What does “being a smart financial consumer” mean?

by Mary Ann Marriott, CIRP, LIT
November 20, 2019
I would equate that to being an ‘informed’ financial consumer. The pitfalls I have seen again and again are when we allow someone else to make a decision for us versus making the decision that is best in our personal circumstances. An example, buying too big of a home because you qualify for the mortgage versus ensuring the cost of owning and maintaining that the home fits your budget based on your lifestyle. Or trading in your vehicle and adding the balance of the loan to a new one, leaving you in a position where your current vehicle will not be paid off before the cost to maintain it begins rising exponentially. The following are six ways you can be a smart financial consumer:
  1. Read your contracts
Too often we sign on the dotted line without knowing exactly what we are getting into. And with good reason, those contracts are wordy, and difficult to understand, and who has time to read it while you are sitting in a signing appointment. One way around this is to ask for the documentation in advance so you can review it yourself or have someone else familiar with the wording and terminology read it. Often you can scan the headings and focus on the ones that will mean the most to you such as ‘what happens if you are unable to pay’, ‘what options you have to pay the loan off sooner’, ‘coverages for loss of job, or life’ and ‘warranty information’.
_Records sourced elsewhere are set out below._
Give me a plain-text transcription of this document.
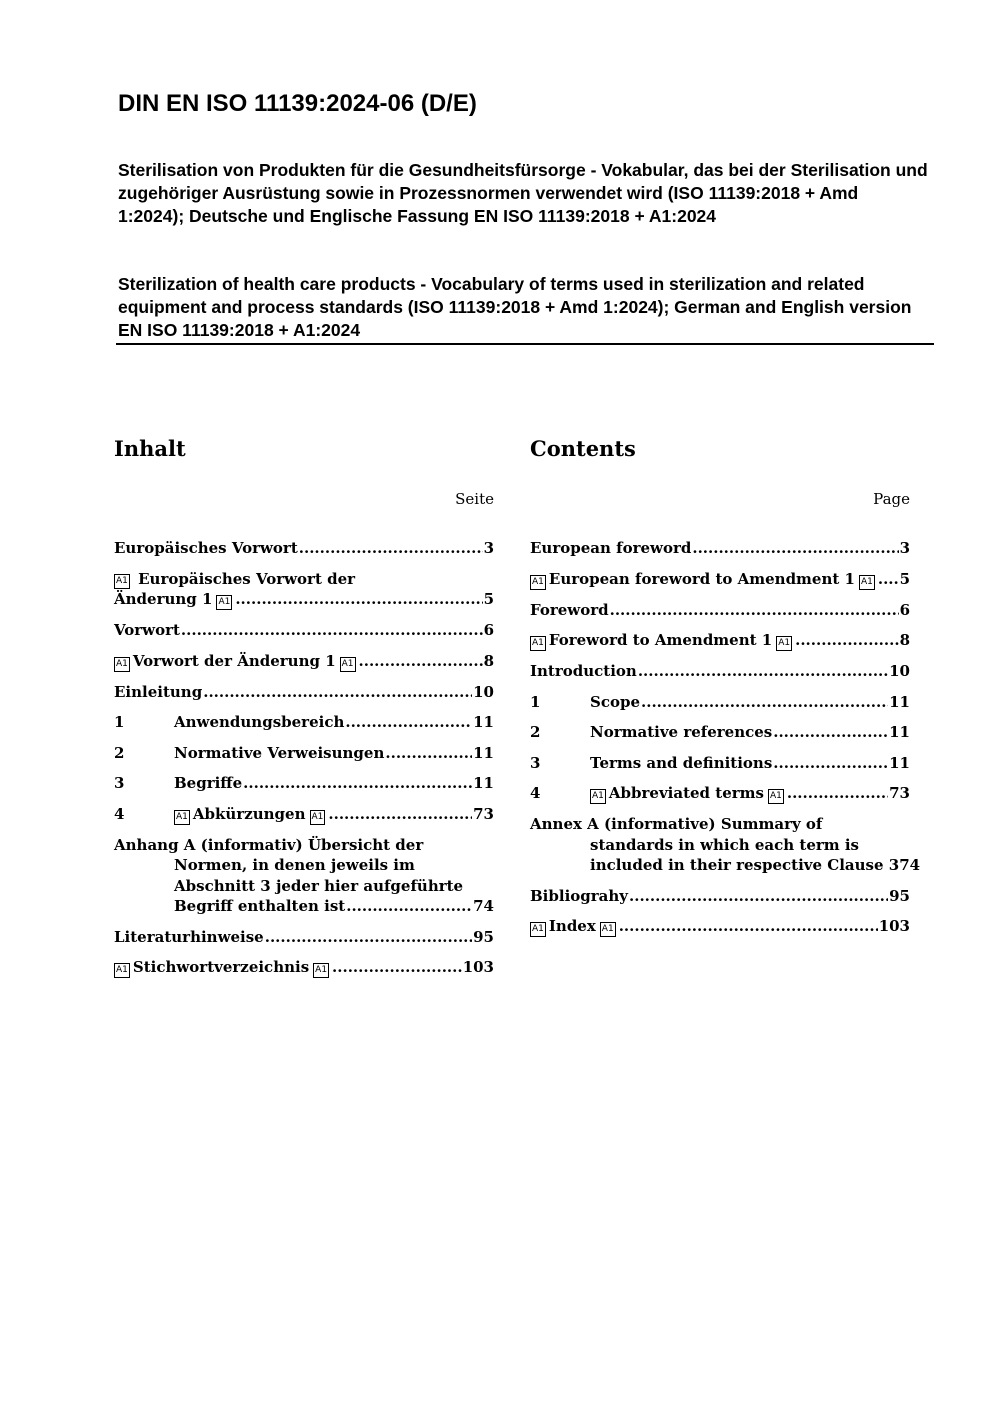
DIN EN ISO 11139:2024-06 (D/E)
Sterilisation von Produkten für die Gesundheitsfürsorge - Vokabular, das bei der Sterilisation und zugehöriger Ausrüstung sowie in Prozessnormen verwendet wird (ISO 11139:2018 + Amd 1:2024); Deutsche und Englische Fassung EN ISO 11139:2018 + A1:2024
Sterilization of health care products - Vocabulary of terms used in sterilization and related equipment and process standards (ISO 11139:2018 + Amd 1:2024); German and English version EN ISO 11139:2018 + A1:2024
Inhalt
Seite
Europäisches Vorwort .....	3
A1 Europäisches Vorwort der
Änderung 1 A1 .....	5
Vorwort .....	6
A1 Vorwort der Änderung 1 A1 .....	8
Einleitung .....	10
1	Anwendungsbereich .....	11
2	Normative Verweisungen .....	11
3	Begriffe .....	11
4	A1 Abkürzungen A1 .....	73
Anhang A (informativ) Übersicht der
Normen, in denen jeweils im
Abschnitt 3 jeder hier aufgeführte
Begriff enthalten ist .....	74
Literaturhinweise .....	95
A1 Stichwortverzeichnis A1 .....	103
Contents
Page
European foreword .....	3
A1 European foreword to Amendment 1 A1 ..... 5
Foreword .....	6
A1 Foreword to Amendment 1 A1 .....	8
Introduction .....	10
1	Scope .....	11
2	Normative references .....	11
3	Terms and definitions .....	11
4	A1 Abbreviated terms A1 .....	73
Annex A (informative) Summary of
standards in which each term is
included in their respective Clause 3 74
Bibliograhy .....	95
A1 Index A1 .....	103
  1. Know your interest rates
It’s amazing to me how few people know what interest rate they are paying. Knowing and monitoring your interest rate can save you LOTS of dollars.  You can make use of online calculators to determine how long it will take to pay your debt off at the current rate and adjust the rate or the payment to determine if a re-finance makes sense or the benefit of increasing your payments each month. Why monitoring it? Because interest rates can be adjusted without knowing it. Take the example of Susan. She began looking at her rates to figure out a better repayment strategy. In doing so, she discovered her line of credit rate had almost doubled a year earlier because she missed two payments in a year. She brought it to the banks attention who explained what she had to do to get the rate back down. They may never had offered that advice had she not ‘been aware’.
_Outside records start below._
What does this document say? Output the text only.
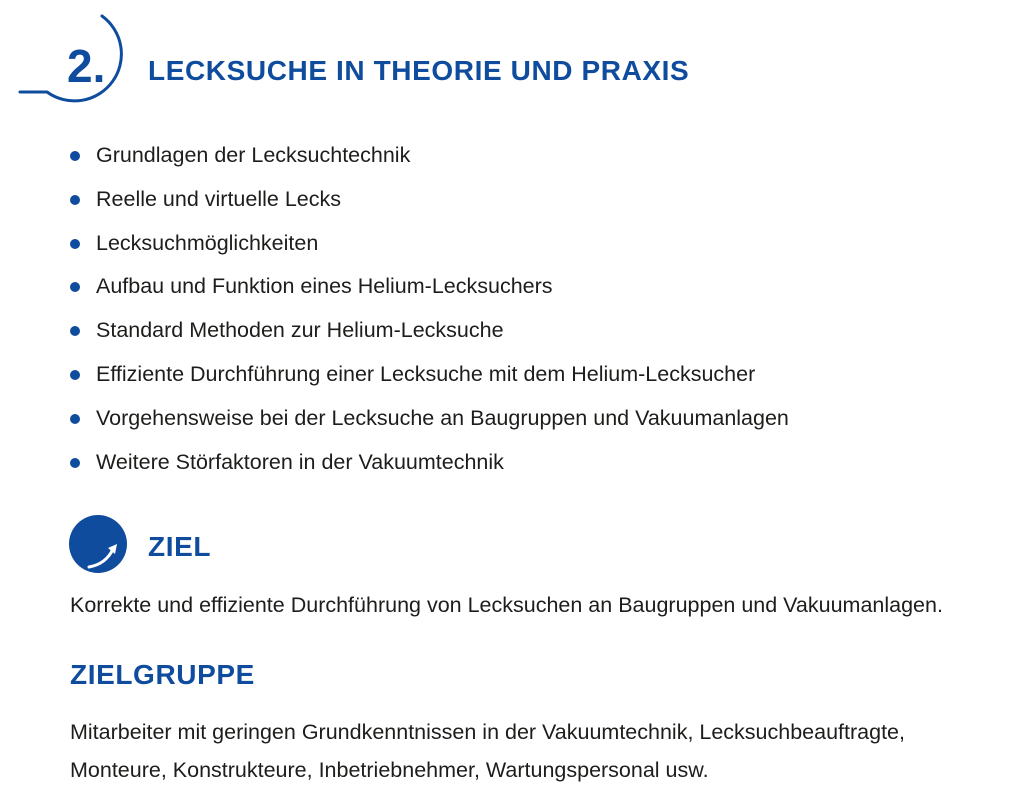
2. LECKSUCHE IN THEORIE UND PRAXIS
Grundlagen der Lecksuchtechnik
Reelle und virtuelle Lecks
Lecksuchmöglichkeiten
Aufbau und Funktion eines Helium-Lecksuchers
Standard Methoden zur Helium-Lecksuche
Effiziente Durchführung einer Lecksuche mit dem Helium-Lecksucher
Vorgehensweise bei der Lecksuche an Baugruppen und Vakuumanlagen
Weitere Störfaktoren in der Vakuumtechnik
ZIEL
Korrekte und effiziente Durchführung von Lecksuchen an Baugruppen und Vakuumanlagen.
ZIELGRUPPE
Mitarbeiter mit geringen Grundkenntnissen in der Vakuumtechnik, Lecksuchbeauftragte, Monteure, Konstrukteure, Inbetriebnehmer, Wartungspersonal usw.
  1. Look at the total cost of an item
In keeping with the advice in Number 1, taking the time to calculate what you will actually pay for an item might cause you to think twice about financing the item over the maximum time frame or financing it at all. If we actually looked at what we are paying for that $150,000 home over the 20 year mortgage, we might think twice. Or the cost to finance that car over 7 years versus 5 years. Don’t even get me started on finance company loans for consolidating debt, buying furniture etc. At 30% interest, that $5000 living room set may only cause you to pay out $161 per month but you are paying $9700 in the end! Is it worth it? Maybe and maybe not, but how can you make that decision if you don’t have all of the information.
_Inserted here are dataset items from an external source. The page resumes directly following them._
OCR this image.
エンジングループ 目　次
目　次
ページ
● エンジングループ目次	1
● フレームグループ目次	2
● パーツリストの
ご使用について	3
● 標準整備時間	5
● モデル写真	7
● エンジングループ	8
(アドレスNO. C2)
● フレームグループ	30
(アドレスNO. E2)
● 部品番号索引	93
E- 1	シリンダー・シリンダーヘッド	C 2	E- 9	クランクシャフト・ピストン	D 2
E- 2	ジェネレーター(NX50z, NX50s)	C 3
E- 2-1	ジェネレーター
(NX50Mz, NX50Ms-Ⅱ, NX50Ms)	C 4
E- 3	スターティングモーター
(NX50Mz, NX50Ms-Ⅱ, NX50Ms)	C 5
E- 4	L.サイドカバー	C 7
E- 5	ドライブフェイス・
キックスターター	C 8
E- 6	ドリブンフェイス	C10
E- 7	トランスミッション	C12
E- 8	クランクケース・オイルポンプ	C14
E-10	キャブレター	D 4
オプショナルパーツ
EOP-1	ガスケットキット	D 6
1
  1. Consider ways to purchase without financing
Financing seems to be the auto-pilot process these days. Need a car? Finance it. Need furniture? Finance it. Need a trip? Finance it. Need car repairs, holiday gifts etc.? Finance it. It’s so easy, most of the time, that we don’t take the time to consider other options. And let’s face it, instant gratification is a first world countries default way to live. And we are paying for it. Dearly! So next time you catch yourself thinking “I can just get a loan, take money from my line of credit, redo my mortgage”, think again. What else can you do? Can you save the money or part of it? Can you buy second hand? Can you wait a year to take that vacation so you can pay for it instead? I know that won’t be possible in all circumstances, but it will, at least, get you thinking in another direction.
  1. Don’t pay interest
I have a saying…if you are paying interest, you are losing the game. If you are not paying interest, you are winning the game. The credit game that is. Can you see how contrary that is to the way we are encouraged to use credit. We are encourage to use LOTS and carry a balance and pay interest. And the lenders are making a lot of money from that system. So it is in their best interest to continue to promote it. I know it is difficult to not pay any interest, ever! The housing market would go bust if we had to pay cash for homes. As would the car industry. So I will adjust the advice by saying,  “Pay as little interest as possible, keep your interest rates low, put down payments down where you can and pay your debt off as quickly as you can to avoid the high cost of interest “.
  1. Consciously spend
And last, but certainly not least, take the time to think about EVERY purchase you make. The absolute worst thing you can do for the health of your finances, is to go on auto-pilot and stop paying attention. So much money gets wasted and so much debt can get incurred that way. I heard this strategy once and I thought it was a great way to look at a purchase. Let’s say you want to buy a $200 item – a tool, a piece of clothing, something for the house. Now picture that item in one hand, and the money in the other. What do you want more? The item? Or the money?  This simple exercise gets you off of auto pilot and into conscious spending. I will leave you with my favourite quote when it comes to money… “You can afford anything. You just can’t afford everything!” Evaluate what is important to you. Be informed, take the time to know what you are getting into. Consider the alternatives. And above all, make decisions that support you. Wishing you happy, healthy finances.